Pétain

Pétain et les deux minutes de la haine

La messe prévue et dite le 15 novembre dans l’église Saint-Jean-Baptiste de Verdun, pour le repos de l’âme de Philippe Pétain, a été un révélateur de l’état de décomposition, chez-nous, du sens commun (« common decency ») si cher à George Orwell. En effet, la classe politico-médiatique s’est abîmée dans une hystérie perverse contre laquelle l’auteur de 1984 nous avait pourtant mis en garde. Seul, semble-t-il, le petit Parti de la France s’est comporté dignement comme l’eût fait feu Jean-Marie Le Pen.

Le RN, par la petite voix de ce fétu parlementaire qu’est Jean-Philippe Tanguy, s’est déshonoré, en meute qui plus est, en participant aux « Deux Minutes de la Haine » prophétisées par Orwell :

A la seconde minute, la Haine tourna au délire (…) L’horrible, dans ces Deux Minutes de la Haine était, non qu’on fût obligé d’y jouer un rôle, mais que l’on ne pouvait , au contraire éviter de s’y joindre. Au bout de trente secondes, toute feinte, toute dérobade devenait inutile. Un hideuse extase, faite de frayeur et de rancune … semblait se répandre dans l’assistance comme un courant électrique et transformer chacun, même contre sa volonté, en un fou vociférant et grimaçant.i

Passons sur le cas de ce Tanguy-là et laissons le à son évanescence, mais voyons parmi la multitude politico-médiatique envoûtée dans cette « hideuse extase », quelqu’un de plus substantiel. Tenez, Luc Ferry, dont l’intelligence et la haute culture ne font aucun doute, s’est répandu à ce sujet sur les chaînes télévisées d’information, ce dimanche 16 novembre. Là, ce professeur de philosophie, la mise en pli en bataille, avait perdu alors tout sens commun, osant dans ses éructations dire que, devant le scandale, l’évêque qui avait autorisé cette messe aurait dû téléphoner au curé pour faire annuler la cérémonie. Pourtant le professeur bigoudis sait parfaitement qu’une messe et ses intentions de prière ne relèvent ni de l’État et de ses institutions, ni même de la vie sociale profane de ce bas monde. Une messe, comme il le sait fort bien, est la réitération mystique du sacrifice du Christ pour la rédemption des hommes, de tous les hommes, même de Philippe Pétain et subsidiairement de Luc Ferry lui-même. De plus, si le ci-devant Maréchal était supposé plus pécheur que ses détracteurs, le repos de son âme justifierait plutôt davantage de prières et de messes que le porte parole du Rassemblement national ou le saint Luc-des-plateaux-télés !

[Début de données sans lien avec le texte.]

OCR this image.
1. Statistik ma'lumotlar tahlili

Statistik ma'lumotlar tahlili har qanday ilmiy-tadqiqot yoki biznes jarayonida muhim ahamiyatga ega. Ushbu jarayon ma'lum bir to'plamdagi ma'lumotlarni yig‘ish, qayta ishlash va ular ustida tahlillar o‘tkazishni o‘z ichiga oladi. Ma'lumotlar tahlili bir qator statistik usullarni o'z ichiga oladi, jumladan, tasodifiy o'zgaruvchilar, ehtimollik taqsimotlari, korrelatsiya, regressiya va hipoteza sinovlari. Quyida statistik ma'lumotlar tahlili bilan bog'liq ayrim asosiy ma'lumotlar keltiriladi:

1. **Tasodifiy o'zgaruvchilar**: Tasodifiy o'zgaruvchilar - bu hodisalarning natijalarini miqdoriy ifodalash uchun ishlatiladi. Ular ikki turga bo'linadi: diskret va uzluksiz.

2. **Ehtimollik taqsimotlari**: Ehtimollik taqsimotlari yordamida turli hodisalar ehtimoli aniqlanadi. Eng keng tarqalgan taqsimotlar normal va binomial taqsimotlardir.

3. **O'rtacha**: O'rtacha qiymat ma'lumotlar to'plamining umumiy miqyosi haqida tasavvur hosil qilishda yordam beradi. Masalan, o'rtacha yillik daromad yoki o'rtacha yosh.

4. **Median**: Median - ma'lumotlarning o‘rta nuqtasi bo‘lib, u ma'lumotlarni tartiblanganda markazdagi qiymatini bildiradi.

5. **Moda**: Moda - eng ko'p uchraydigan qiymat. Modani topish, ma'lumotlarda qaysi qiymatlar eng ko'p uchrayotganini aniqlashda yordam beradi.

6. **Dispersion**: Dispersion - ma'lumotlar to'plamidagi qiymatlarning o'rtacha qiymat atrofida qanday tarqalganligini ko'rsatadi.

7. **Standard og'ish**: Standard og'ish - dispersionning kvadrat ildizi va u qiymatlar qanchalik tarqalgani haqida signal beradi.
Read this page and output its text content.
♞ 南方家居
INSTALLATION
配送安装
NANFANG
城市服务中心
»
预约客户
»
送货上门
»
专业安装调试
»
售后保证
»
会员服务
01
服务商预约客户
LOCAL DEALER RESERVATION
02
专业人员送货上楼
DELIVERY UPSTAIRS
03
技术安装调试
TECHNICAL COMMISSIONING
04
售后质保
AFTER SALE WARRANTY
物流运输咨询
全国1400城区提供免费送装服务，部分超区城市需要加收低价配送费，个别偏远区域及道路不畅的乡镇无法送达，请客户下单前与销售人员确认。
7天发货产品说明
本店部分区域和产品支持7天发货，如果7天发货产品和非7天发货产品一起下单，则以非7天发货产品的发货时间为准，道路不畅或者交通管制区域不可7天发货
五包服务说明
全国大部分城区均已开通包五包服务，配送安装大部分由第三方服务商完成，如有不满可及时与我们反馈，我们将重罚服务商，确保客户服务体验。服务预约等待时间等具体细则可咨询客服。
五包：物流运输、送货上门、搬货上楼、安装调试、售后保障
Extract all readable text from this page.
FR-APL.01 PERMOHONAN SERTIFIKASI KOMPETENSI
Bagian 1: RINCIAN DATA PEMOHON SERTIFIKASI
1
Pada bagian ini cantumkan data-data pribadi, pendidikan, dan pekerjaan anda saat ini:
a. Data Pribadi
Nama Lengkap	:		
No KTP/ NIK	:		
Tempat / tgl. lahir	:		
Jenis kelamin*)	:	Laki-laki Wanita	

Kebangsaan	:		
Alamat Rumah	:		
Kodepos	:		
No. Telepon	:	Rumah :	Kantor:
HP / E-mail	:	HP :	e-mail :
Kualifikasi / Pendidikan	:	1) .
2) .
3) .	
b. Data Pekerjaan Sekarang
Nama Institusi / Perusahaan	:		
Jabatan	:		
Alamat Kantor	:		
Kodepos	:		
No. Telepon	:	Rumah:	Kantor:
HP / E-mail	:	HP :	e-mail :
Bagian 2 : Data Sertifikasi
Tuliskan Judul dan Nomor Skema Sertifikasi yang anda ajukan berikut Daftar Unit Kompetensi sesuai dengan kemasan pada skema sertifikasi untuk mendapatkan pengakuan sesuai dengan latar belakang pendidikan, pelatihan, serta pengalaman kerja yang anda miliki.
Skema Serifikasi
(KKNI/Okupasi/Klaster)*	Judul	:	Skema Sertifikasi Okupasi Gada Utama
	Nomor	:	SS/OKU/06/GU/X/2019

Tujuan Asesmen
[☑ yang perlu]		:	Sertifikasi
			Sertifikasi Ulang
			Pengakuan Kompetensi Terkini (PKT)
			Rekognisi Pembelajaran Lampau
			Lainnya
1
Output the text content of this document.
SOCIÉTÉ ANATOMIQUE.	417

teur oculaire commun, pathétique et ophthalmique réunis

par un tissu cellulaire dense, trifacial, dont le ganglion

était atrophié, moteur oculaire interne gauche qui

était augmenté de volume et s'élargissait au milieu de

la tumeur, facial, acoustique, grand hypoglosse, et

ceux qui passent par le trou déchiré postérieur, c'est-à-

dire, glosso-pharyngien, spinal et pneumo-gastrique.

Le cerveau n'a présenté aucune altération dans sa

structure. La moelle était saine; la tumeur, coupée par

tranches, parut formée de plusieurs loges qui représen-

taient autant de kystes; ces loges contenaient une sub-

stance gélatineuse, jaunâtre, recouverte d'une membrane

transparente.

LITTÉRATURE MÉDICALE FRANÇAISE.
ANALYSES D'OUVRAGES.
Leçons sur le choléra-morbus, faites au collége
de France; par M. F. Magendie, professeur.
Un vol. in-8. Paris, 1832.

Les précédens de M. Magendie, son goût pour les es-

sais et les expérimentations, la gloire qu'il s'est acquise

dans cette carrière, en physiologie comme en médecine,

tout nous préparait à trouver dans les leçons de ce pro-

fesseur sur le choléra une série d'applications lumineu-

Dans mon petit village de l’Oise, et comme dans tous nos villes et villages, il est un monument aux morts. Vingt-cinq noms d’hommes tués au combat y figurent pour la guerre de 14-18 ; aucun n’y figure pour le Seconde guerre mondiale. Enfin, si… ceux de deux garçons de vingt ans tués, non au combat mais mitraillés en 1942 par un avion allié en maraude (straffing, c’est-à-dire mitraillages aléatoires, pratique des aviations anglo-saxonnes, mais ni des aviations allemandes ou soviétiques). Et pourquoi donc ces bilans comparés si déséquilibrés ? Évidemment grâce à l’armistice de 1940, voulue en désespoir de cause, par Pétain… Certes, notre municipalité a érigé un monument distinct à la gloire obligée de la Résistance, un monument aux non-morts, dans une localité où l’Occupation n’a entraînée pour quiconque ni déportation, ni fusillade…

Quant au président du tribunal administratif de Nancy, qui a suspendu l’arrêté d’interdiction de la messe litigieuse prononcé par le maire de la cité royale historique, il m’a rappelé le meilleur de ce droit prétorien qu’est notre droit administratif. Droit original français forgé en 1873 (arrêt Blanco), pour s’affranchir des juridictions judiciaires (civiles), droit spécifique qui était si admirable quand les magistrats de l’ordre administratif s’efforçaient d’être impartiaux, en ménageant l’intérêt général tout en défendant les libertés publiques. Comme naguère ou jadis, avant l’évanouissement du sens commun. Mais il y a encore un juge à Nancy.